EDI natif. Les commandes, avis d’expédition et factures s’échangent sans ressaisie. Les unités de charge respectent aussi les normes de chaque enseigne.
Remises arrière. Les accords sont configurables par enseigne. Le calcul se fait finalement sur la base du chiffre d’affaires. Les documents sont donc générés sans action manuelle.
Cross-docking. L’ERP gère les quais et la préparation de commandes. Les produits à forte rotation et les produits alimentaires sont ainsi tracés en temps réel.
Tableaux de bord. Taux de service, remises, commandes et litiges sont visibles en un coup d’œil. La chaîne d’approvisionnement se pilote depuis un seul outil.
Conclusion
Des remises mal suivies et un cross dock mal géré font perdre de la marge en silence. Dans le commerce grande distribution, ces deux points sont critiques. Il faut donc améliorer la chaîne d’approvisionnement pour augmenter le chiffre d’affaires.

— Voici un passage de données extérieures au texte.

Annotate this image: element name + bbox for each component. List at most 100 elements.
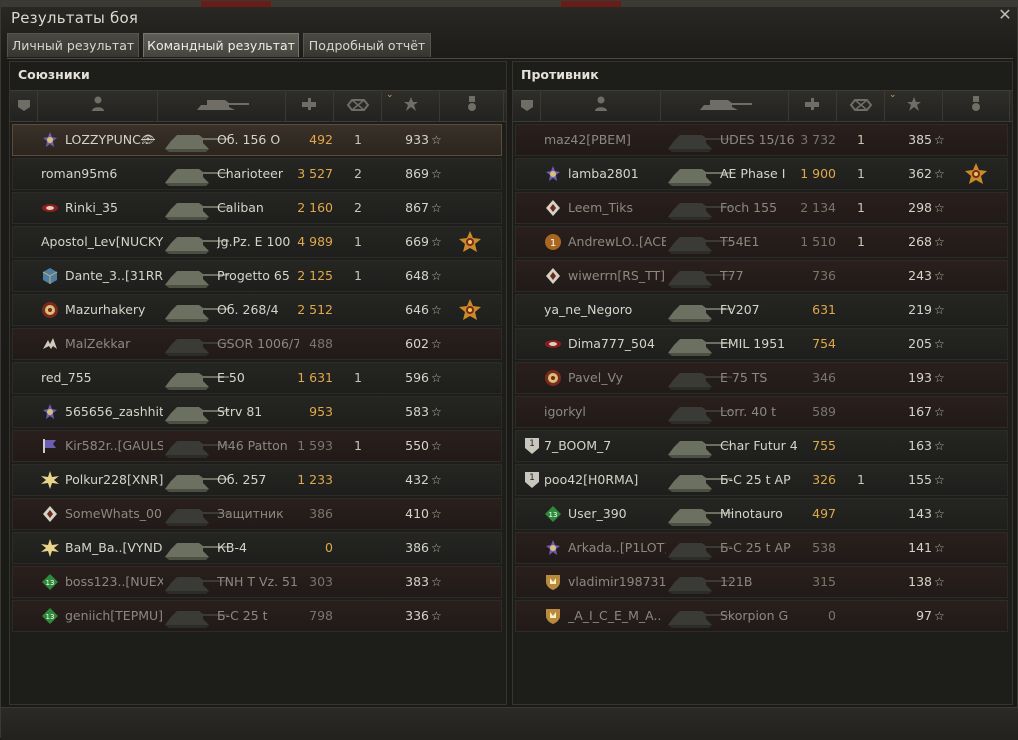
xp-value: 410 <box>405 506 429 521</box>
allies-player-row[interactable]: LOZZYPUNC.. 👁 Об. 156 О 492 1 933 ☆ <box>12 124 502 156</box>
tank-name: UDES 15/16 <box>720 132 795 147</box>
kills-value <box>846 329 876 359</box>
cube-badge-icon <box>41 267 59 285</box>
tab-personal-result[interactable]: Личный результат <box>7 33 139 57</box>
order-medal-icon[interactable] <box>459 231 481 253</box>
player-name: poo42[H0RMA] <box>544 472 639 487</box>
enemies-header-tank-column[interactable] <box>661 91 789 121</box>
player-name: wiwerrn[RS_TT] <box>568 268 666 283</box>
allies-player-row[interactable]: 13 geniich[TEPMU] Б-С 25 t 798 336 ☆ <box>12 600 502 632</box>
xp-star-icon: ☆ <box>934 235 945 249</box>
enemies-player-row[interactable]: 1 AndrewLO..[ACE] T54E1 1 510 1 268 ☆ <box>515 226 1008 258</box>
xp-star-icon: ☆ <box>934 269 945 283</box>
damage-value: 589 <box>812 404 836 419</box>
enemies-player-row[interactable]: Pavel_Vy E 75 TS 346 193 ☆ <box>515 362 1008 394</box>
xp-value: 193 <box>908 370 932 385</box>
allies-player-row[interactable]: Mazurhakery Об. 268/4 2 512 646 ☆ <box>12 294 502 326</box>
damage-value: 2 512 <box>297 302 333 317</box>
enemies-table-header: ⌄ <box>513 90 1012 122</box>
close-icon[interactable]: ✕ <box>997 7 1013 23</box>
xp-star-icon: ☆ <box>934 575 945 589</box>
xp-value: 383 <box>405 574 429 589</box>
enemies-player-row[interactable]: Leem_Tiks Foch 155 2 134 1 298 ☆ <box>515 192 1008 224</box>
enemies-header-kills-column[interactable] <box>837 91 885 121</box>
enemies-player-row[interactable]: 1 poo42[H0RMA] Б-С 25 t АР 326 1 155 ☆ <box>515 464 1008 496</box>
kills-value <box>343 601 373 631</box>
tank-name: Caliban <box>217 200 264 215</box>
allies-header-damage-column[interactable] <box>286 91 334 121</box>
allies-header-xp-star-column[interactable]: ⌄ <box>382 90 440 121</box>
damage-value: 2 134 <box>800 200 836 215</box>
kills-value: 1 <box>354 370 362 385</box>
xp-value: 869 <box>405 166 429 181</box>
allies-player-row[interactable]: Apostol_Lev[NUCKY] Jg.Pz. E 100 4 989 1 669 ☆ <box>12 226 502 258</box>
tank-name: Об. 156 О <box>217 132 281 147</box>
enemies-header-medal-column[interactable] <box>943 91 1010 121</box>
xp-value: 933 <box>405 132 429 147</box>
diamond-badge-icon <box>41 505 59 523</box>
tank-name: Skorpion G <box>720 608 789 623</box>
kills-value <box>343 329 373 359</box>
svg-text:13: 13 <box>46 613 55 621</box>
enemies-header-player-column[interactable] <box>541 91 661 121</box>
clan-badge-icon <box>41 403 59 421</box>
allies-header-tank-column[interactable] <box>158 91 286 121</box>
enemies-player-row[interactable]: 13 User_390 Minotauro 497 143 ☆ <box>515 498 1008 530</box>
player-name: roman95m6 <box>41 166 118 181</box>
xp-value: 336 <box>405 608 429 623</box>
allies-player-row[interactable]: Rinki_35 Caliban 2 160 2 867 ☆ <box>12 192 502 224</box>
enemies-player-row[interactable]: 1 7_BOOM_7 Char Futur 4 755 163 ☆ <box>515 430 1008 462</box>
order-medal-icon[interactable] <box>459 299 481 321</box>
xp-star-icon: ☆ <box>934 167 945 181</box>
xp-star-icon: ☆ <box>934 507 945 521</box>
enemies-header-squad-column[interactable] <box>513 91 541 121</box>
enemies-player-row[interactable]: ya_ne_Negoro FV207 631 219 ☆ <box>515 294 1008 326</box>
enemies-player-row[interactable]: igorkyl Lorr. 40 t 589 167 ☆ <box>515 396 1008 428</box>
xp-value: 432 <box>405 472 429 487</box>
enemies-header-damage-column[interactable] <box>789 91 837 121</box>
allies-player-row[interactable]: roman95m6 Charioteer 3 527 2 869 ☆ <box>12 158 502 190</box>
enemies-player-row[interactable]: Arkada..[P1LOT] Б-С 25 t АР 538 141 ☆ <box>515 532 1008 564</box>
enemies-player-row[interactable]: lamba2801 AE Phase I 1 900 1 362 ☆ <box>515 158 1008 190</box>
chat-off-icon[interactable]: 👁 <box>141 125 157 155</box>
player-name: Pavel_Vy <box>568 370 624 385</box>
damage-value: 4 989 <box>297 234 333 249</box>
allies-player-row[interactable]: Kir582r..[GAULS] M46 Patton 1 593 1 550 ☆ <box>12 430 502 462</box>
allies-player-row[interactable]: BaM_Ba..[VYND] КВ-4 0 386 ☆ <box>12 532 502 564</box>
svg-text:1: 1 <box>550 238 556 249</box>
allies-player-row[interactable]: 13 boss123..[NUEX] TNH T Vz. 51 303 383 ☆ <box>12 566 502 598</box>
enemies-player-row[interactable]: Dima777_504 EMIL 1951 754 205 ☆ <box>515 328 1008 360</box>
allies-player-row[interactable]: MalZekkar GSOR 1006/7 488 602 ☆ <box>12 328 502 360</box>
target-badge-icon <box>41 301 59 319</box>
allies-header-player-column[interactable] <box>38 91 158 121</box>
allies-header-medal-column[interactable] <box>440 91 504 121</box>
enemies-player-row[interactable]: wiwerrn[RS_TT] T77 736 243 ☆ <box>515 260 1008 292</box>
enemies-player-row[interactable]: vladimir198731.. 121B 315 138 ☆ <box>515 566 1008 598</box>
tab-team-result[interactable]: Командный результат <box>143 33 299 57</box>
allies-player-row[interactable]: Polkur228[XNR] Об. 257 1 233 432 ☆ <box>12 464 502 496</box>
order-medal-icon[interactable] <box>965 163 987 185</box>
kills-value: 1 <box>857 166 865 181</box>
allies-player-row[interactable]: red_755 E 50 1 631 1 596 ☆ <box>12 362 502 394</box>
allies-player-row[interactable]: SomeWhats_00.. Защитник 386 410 ☆ <box>12 498 502 530</box>
enemies-player-row[interactable]: _A_I_C_E_M_A.. Skorpion G 0 97 ☆ <box>515 600 1008 632</box>
tab-detailed-report[interactable]: Подробный отчёт <box>303 33 431 57</box>
allies-player-row[interactable]: Dante_3..[31RR] Progetto 65 2 125 1 648 ☆ <box>12 260 502 292</box>
target-badge-icon <box>544 369 562 387</box>
allies-header-squad-column[interactable] <box>10 91 38 121</box>
window-title: Результаты боя <box>11 9 139 27</box>
kills-value: 1 <box>354 132 362 147</box>
damage-icon <box>300 96 320 116</box>
flag-badge-icon <box>41 437 59 455</box>
enemies-header-xp-star-column[interactable]: ⌄ <box>885 90 943 121</box>
green-badge-icon: 13 <box>41 573 59 591</box>
player-name: maz42[PBEM] <box>544 132 631 147</box>
enemies-player-row[interactable]: maz42[PBEM] UDES 15/16 3 732 1 385 ☆ <box>515 124 1008 156</box>
allies-header-kills-column[interactable] <box>334 91 382 121</box>
tank-name: Защитник <box>217 506 284 521</box>
xp-star-icon: ☆ <box>431 541 442 555</box>
tank-name: FV207 <box>720 302 760 317</box>
allies-player-row[interactable]: 565656_zashhit.. Strv 81 953 583 ☆ <box>12 396 502 428</box>
tank-name: M46 Patton <box>217 438 288 453</box>
damage-value: 1 593 <box>297 438 333 453</box>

Un ERP adapté aux fournisseurs GMS remet de l’ordre dans la distribution alimentaire. Il améliore aussi la rentabilité globale. Les clients finaux bénéficient de livraisons plus fiables, les points de vente réduisent leurs ruptures et les fournisseurs GMS protègent ainsi leurs marges.
Que vous débutiez dans la grande distribution ou que vous cherchiez à optimiser votre chaîne d’approvisionnement, le savoir-faire de votre intégrateur ERP est déterminant. En effet, il traduit vos contraintes métier — cross-docking, remises arrière, EDI — en configuration opérationnelle. Ainsi, chaque processus est paramétré selon vos besoins réels.